Kura Tāwhiti (Castle Hill)
In the last of the evening sun I go on a date at Smash Palace. There’s a lot to like about the guy I meet, but we probably won’t be in the same city again any time soon. I run again after, just on the hotel treadmill, and again the next night along the Ōtākaro (of which I'm a documented superfan). It's quite a bit of running, but I need it because work has been demanding.
The flight to Ōtepoti is calm and perfect. Further south all kinds of familiarity creep up on me. The way the plants grow dark and full, the way the air feels, the Scottish names everywhere. The way people talk and look, men with ruddy faces and ginger or sandy hair. Sheep truck smell and Arcoroc mugs.
We’ll leave it at “Ōtepoti is really romantic” so that I don’t have to interrogate why heritage buildings make me faintly horny. Around every corner there are more interesting things to look at: lions and leadlight glass, brick and stone and alleyway and arcade, streets intersecting at irregular angles. The big famous buildings are like heavy and formal cakes, square edges trimmed with thick almond icing. I find a cute wine bar where I take myself out for dinner for the first time in my life (I don't drink wine but I think that the food will be good, and I am correct).
Bacchus
The lights are beautiful in the clear evening, I can see the moon rising next to Otago boys’ high from my hotel room. The Dunedin office has the quirk where you enter the building at street level and then look out the back and you're three stories up. The location is superb for proximity to lunch spots and I get a huge sandwich from a trendy vegan place. It's another full work day and afterwards I need to have a boring evening of walk-podcast-gym to decompress. I stop at the anticapitalist co-op café, but they're only selling bread tonight. The man tells me it’s not fully operational at the moment because everyone got too burnt out. I buy some decent sourdough and he replies sláinte to my goodnight.

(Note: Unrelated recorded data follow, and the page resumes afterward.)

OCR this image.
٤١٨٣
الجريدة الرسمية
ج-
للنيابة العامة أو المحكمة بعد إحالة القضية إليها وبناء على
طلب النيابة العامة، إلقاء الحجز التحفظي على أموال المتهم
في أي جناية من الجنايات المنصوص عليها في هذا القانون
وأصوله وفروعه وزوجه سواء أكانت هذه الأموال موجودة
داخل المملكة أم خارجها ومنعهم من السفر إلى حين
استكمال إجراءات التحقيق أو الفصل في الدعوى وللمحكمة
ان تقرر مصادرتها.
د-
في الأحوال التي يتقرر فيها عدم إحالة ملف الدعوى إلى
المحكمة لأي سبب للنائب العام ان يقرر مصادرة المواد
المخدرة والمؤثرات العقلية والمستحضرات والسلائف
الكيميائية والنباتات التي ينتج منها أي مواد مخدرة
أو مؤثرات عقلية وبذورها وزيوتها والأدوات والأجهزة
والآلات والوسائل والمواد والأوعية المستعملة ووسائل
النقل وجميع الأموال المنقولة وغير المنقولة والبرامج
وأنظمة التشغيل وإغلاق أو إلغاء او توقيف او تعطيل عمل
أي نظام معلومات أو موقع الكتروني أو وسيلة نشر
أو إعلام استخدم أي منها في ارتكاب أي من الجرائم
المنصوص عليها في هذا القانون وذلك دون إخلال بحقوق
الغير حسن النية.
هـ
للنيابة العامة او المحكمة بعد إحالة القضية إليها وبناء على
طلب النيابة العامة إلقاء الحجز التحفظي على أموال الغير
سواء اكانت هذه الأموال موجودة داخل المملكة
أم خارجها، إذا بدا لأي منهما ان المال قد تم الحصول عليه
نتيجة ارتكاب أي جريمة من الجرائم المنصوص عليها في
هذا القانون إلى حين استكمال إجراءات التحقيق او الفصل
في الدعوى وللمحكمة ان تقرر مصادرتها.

I cross the train tracks to see what the harbourside is like. The area is fully industrial and the only sign of life this evening is grunting from an MMA gym. There are some quite lovely utilitarian brick buildings here too. The hotel fitness room is the best I've seen yet, but I'm too tired to do very much in it.
Yours / Bakehouse on Bond
Lunch the next day is a middling vege pie and starchy custard square from a non-trendy bakery. I know that they won't be great but it's part of the experience. I talk with a coworker about how we both lost our accents - he's from Invercargill. Southlanders are known for pronouncing every “r”. I stopped doing it because it was embarrassing and people didn't understand me sometimes. Two summers ago I dated a man who I got attached to in no small part because of his slow southern burr that tranquilised me somewhere deep. The same cadence was disgusting when he dumped me via voice note.
I haven't been back to Gore since my family moved when I was 8 or 9. I’ve looked up the satellite view of the house I grew up in, which is gone, but the marae down the road is still there. I wonder if I'd feel anything closer to my birthplace. I'm not embarrassed by it anymore, but I never really think about it. Gore is actually more to the west of Dunedin, but in my mind there's a vector pointing south and backwards through time. Maybe something primal lurks in Bluff. Maybe I could do past life regression on Rakiura.
When I'm on the mainland I tell everyone that I’m from here because I need them to know that I’m like them, dairy-fed and trustworthy. I say I'm from Gore or Christchurch or both, depending on who I'm talking to. My mum’s family is from Dunedin and my Dad’s family is from Christchurch. When I'm in Wellington I say nō Te Waipounamu ahau.